The UNIVARIATE Procedure

Example 4.18 Binning a Histogram

This example, which is a continuation of Example 4.14, demonstrates various methods for binning a histogram. This example also illustrates how to save bin percentages in an OUTHISTOGRAM= data set.

The manufacturer from Example 4.14 now wants to enhance the histogram by using the ENDPOINTS= option to change the endpoints of the bins. The following statements create a histogram with bins that have end points 3.425 and 3.6 and width 0.025:

title 'Enhancing a Histogram';
ods graphics off;
ods select HistogramBins MyHist;
proc univariate data=Trans;
   histogram Thick / midpercents name='MyHist'
                     endpoints = 3.425 to 3.6 by .025;
run;

The ODS SELECT statement restricts the output to the HistogramBins table and the MyHist histogram; see the section ODS Table Names. The ENDPOINTS= option specifies the endpoints for the histogram bins. By default, if the ENDPOINTS= option is not specified, the automatic binning algorithm computes values for the midpoints of the bins. The MIDPERCENTS option requests a table of the midpoints of each histogram bin and the percent of the observations that fall in each bin. This table is displayed in Output 4.18.1; the histogram is displayed in Output 4.18.2. The NAME= option specifies a name for the histogram that can be used in the ODS SELECT statement.

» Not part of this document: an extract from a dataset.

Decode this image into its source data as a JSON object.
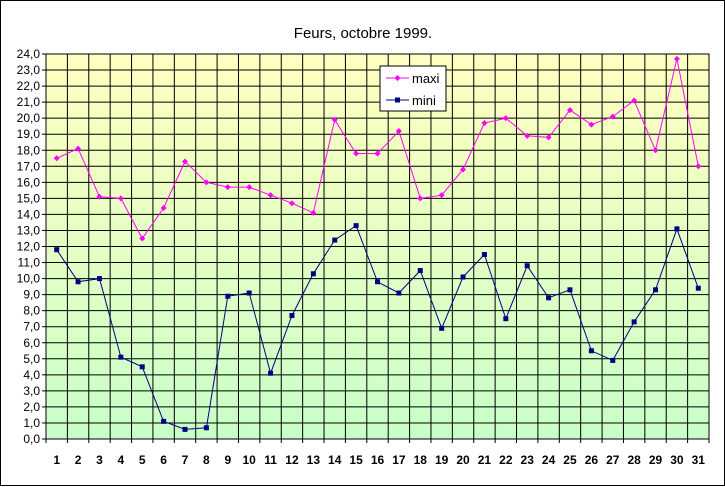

Output 4.18.1: Table of Bin Percentages Requested with MIDPERCENTS Option

Enhancing a Histogram

The UNIVARIATE Procedure

Histogram Bins for
Thick
Bin
Minimum
Point
Observed
Percent
3.425 8.000
3.450 21.000
3.475 25.000
3.500 29.000
3.525 11.000
3.550 5.000
3.575 1.000


Output 4.18.2: Histogram with ENDPOINTS= Option

Histogram with ENDPOINTS= Option


The MIDPOINTS= option is an alternative to the ENDPOINTS= option for specifying histogram bins. The following statements create a histogram, shown in Output 4.18.3, which is similar to the one in Output 4.18.2:

title 'Enhancing a Histogram';
ods graphics off;
proc univariate data=Trans noprint;
   histogram Thick / midpoints    = 3.4375 to 3.5875 by .025
                     rtinclude
                     outhistogram = OutMdpts;
run;

Output 4.18.3 differs from Output 4.18.2 in two ways:

  • The MIDPOINTS= option specifies the bins for the histogram by specifying the midpoints of the bins instead of specifying the endpoints. Note that the histogram displays midpoints instead of endpoints.

  • The RTINCLUDE option requests that the right endpoint of each bin be included in the histogram interval instead of the default, which is to include the left endpoint in the interval. This changes the histogram slightly from Output 4.18.2. Six observations have a thickness equal to an endpoint of an interval. For instance, there is one observation with a thickness of 3.45 mils. In Output 4.18.3, this observation is included in the bin from 3.425 to 3.45.

Output 4.18.3: Histogram with MIDPOINTS= and RTINCLUDE Options

Histogram with MIDPOINTS= and RTINCLUDE Options


The OUTHISTOGRAM= option produces an output data set named OutMdpts, displayed in Output 4.18.4. This data set provides information about the bins of the histogram. For more information, see the section OUTHISTOGRAM= Output Data Set.

Output 4.18.4: The OUTHISTOGRAM= Data Set OutMdpts

Enhancing a Histogram

Obs _VAR_ _MIDPT_ _OBSPCT_ _COUNT_
1 Thick 3.4375 9 9
2 Thick 3.4625 21 21
3 Thick 3.4875 26 26
4 Thick 3.5125 28 28
5 Thick 3.5375 11 11
6 Thick 3.5625 5 5


A sample program for this example, uniex08.sas, is available in the SAS Sample Library for Base SAS software.